La mossa di far cadere il governo Draghi, insieme a Berlusconi e Giuseppe Conte, potrebbe costare a Matteo Salvini il ritorno all’odiata riforma Fornero in tema di pensoni. Il percorso riforma del sistema previdenziale, infatti, si blocca con lo scioglimento delle Camere insieme a diverse altre misure, e starà al prossimo esecutivo riannodare i fili del discorso. Ma i margini di manovra per il prossimo esecutivo saranno scarsi, e i tempi strettissimi. Così nel 2023, archiviata quota 102, si tornerebbe fatalmente alla Fornero.
Dal sistema contributivo non si torna indietro
Draghi ha ricordato la necessità della riforma anche nell’atto delle dimissioni da Presidente del Consiglio: “Serve una riforma pensioni che garantisca meccanismi di flessibilità in uscita e un impianto sostenibile ancorato al sistema contributivo. Possiamo discutere di quota 101, 102 o anche 102,5; ma il percorso progressivo verso il sistema contributivo non cambia. Indietro non torniamo, perché il sistema previdenziale retributivo ha creato delle vulnerabilità che tutti anche all’estero ci rimproverano”.

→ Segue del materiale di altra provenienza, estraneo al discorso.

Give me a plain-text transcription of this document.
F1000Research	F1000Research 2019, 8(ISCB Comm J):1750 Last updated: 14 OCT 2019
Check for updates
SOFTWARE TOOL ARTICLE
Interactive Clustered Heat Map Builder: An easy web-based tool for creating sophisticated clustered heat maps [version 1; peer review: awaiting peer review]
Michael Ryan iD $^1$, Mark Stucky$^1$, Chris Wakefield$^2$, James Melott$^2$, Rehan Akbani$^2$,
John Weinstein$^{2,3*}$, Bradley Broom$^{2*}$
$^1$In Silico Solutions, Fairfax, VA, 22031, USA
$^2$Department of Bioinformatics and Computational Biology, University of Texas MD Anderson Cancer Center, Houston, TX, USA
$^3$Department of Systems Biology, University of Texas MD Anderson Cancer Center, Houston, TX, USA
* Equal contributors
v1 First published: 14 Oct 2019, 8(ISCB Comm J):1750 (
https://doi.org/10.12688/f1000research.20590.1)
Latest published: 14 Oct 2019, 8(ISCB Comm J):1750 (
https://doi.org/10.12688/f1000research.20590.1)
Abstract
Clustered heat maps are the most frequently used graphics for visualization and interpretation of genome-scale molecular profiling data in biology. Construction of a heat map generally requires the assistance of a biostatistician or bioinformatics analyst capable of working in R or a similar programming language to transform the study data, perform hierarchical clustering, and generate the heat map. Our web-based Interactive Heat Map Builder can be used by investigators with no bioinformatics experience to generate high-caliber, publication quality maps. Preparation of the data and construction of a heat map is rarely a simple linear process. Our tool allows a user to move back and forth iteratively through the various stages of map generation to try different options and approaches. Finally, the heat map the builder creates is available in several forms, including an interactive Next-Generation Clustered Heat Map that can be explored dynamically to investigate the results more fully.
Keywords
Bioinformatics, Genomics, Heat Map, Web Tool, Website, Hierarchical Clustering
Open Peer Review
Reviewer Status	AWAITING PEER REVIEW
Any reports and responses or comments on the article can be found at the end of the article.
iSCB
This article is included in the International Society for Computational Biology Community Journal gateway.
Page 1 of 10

Tempi stretti per il prossimo governo
Con le elezioni fissate a fine settembre ed un nuovo governo presumibilmente attivo dai primi di novembre, ci sarà davvero pochissimo tempo per trovare una nuova misura. Un’ipotesi praticabile potrebbe essere quella di prorogare temporaneamente Quota 102, a sua volta una sorta di proroga di Quota 100, strumento andato in pensione a fine 2021. Altrimenti, con la fine del regime transitorio di Quota 102, al 31 dicembre di quest’anno, dal 2023 torneremo alla Legge Fornero, che prevede l’uscita dal mondo del lavoro a 67 anni e un’uscita anticipata con 42 anni e 10 mesi di contributi (uno in meno per le donne).
La necessità della riforma
Nel Rapporto annuale l’Inps sottolinea che, senza un intervento mirato, il sistema attuale porterà a un buco nelle casse di 92 miliardi di euro nel 2029. L’attuale struttura previdenziale è al collasso, non è sostenibile sul lungo termine. E la data di scadenza è alle porte. Il rapporto sottolinea come il patto intergenerazionale, in un periodo caratterizzato dal precariato e dalla diminuzione progressiva del tasso di fecondità, vada rivisto. Le pensioni del futuro non potranno essere pagate dai giovani con le attuali condizioni.
Le tre alternative alla legge Fornero proposte dall’Inps
Quota 102 si esaurirà alla fine del 2022. L’urgenza è ora capire come sostituire la misura che quest’anno ha preso il posto di Quota 100 per evitare il ritorno della legge Fornero in forma integrale. Il rapporto annuale dell’Inps ha stimato i costi per tre possibili interventi.
- Proposta del calcolo contributivo, che prevede l’uscita dal mercato del lavoro con 64 anni d’età e almeno 35 di contributi, a condizione di aver maturato un trattamento pari a 2,2 volte l’assegno sociale. Avrebbe un impatto di circa 900 milioni di euro il primo anno e 3,8 miliardi di euro nel 2029.
- Proposta dell’uscita anticipata, con 64 anni d’età e 35 di contributi, ma con una penalizzazione del 3% della pensione retributiva per ogni anno di anticipo rispetto alla soglia di vecchiaia. Avrebbe un impatto di circa 1 miliardo di euro il primo anno e di 5 miliardi di euro nel 2029.
- Proposta Tridico, con l’anticipo della sola quota contributiva della pensione a 63 anni di età e 20 anni di contributi, con recupero della fetta retributiva al raggiungimento dei requisiti di vecchiaia. In quel caso l’impatto sarebbe di 500 milioni di euro il primo anno e di 2,5 miliardi nel 2029.
Tra le opzioni future c’è anche la discussa Quota 104. Ma ad oggi, tornando ai tempi strettissimi, la soluzione più probabile è proprio un ritorno organico alla Fornero.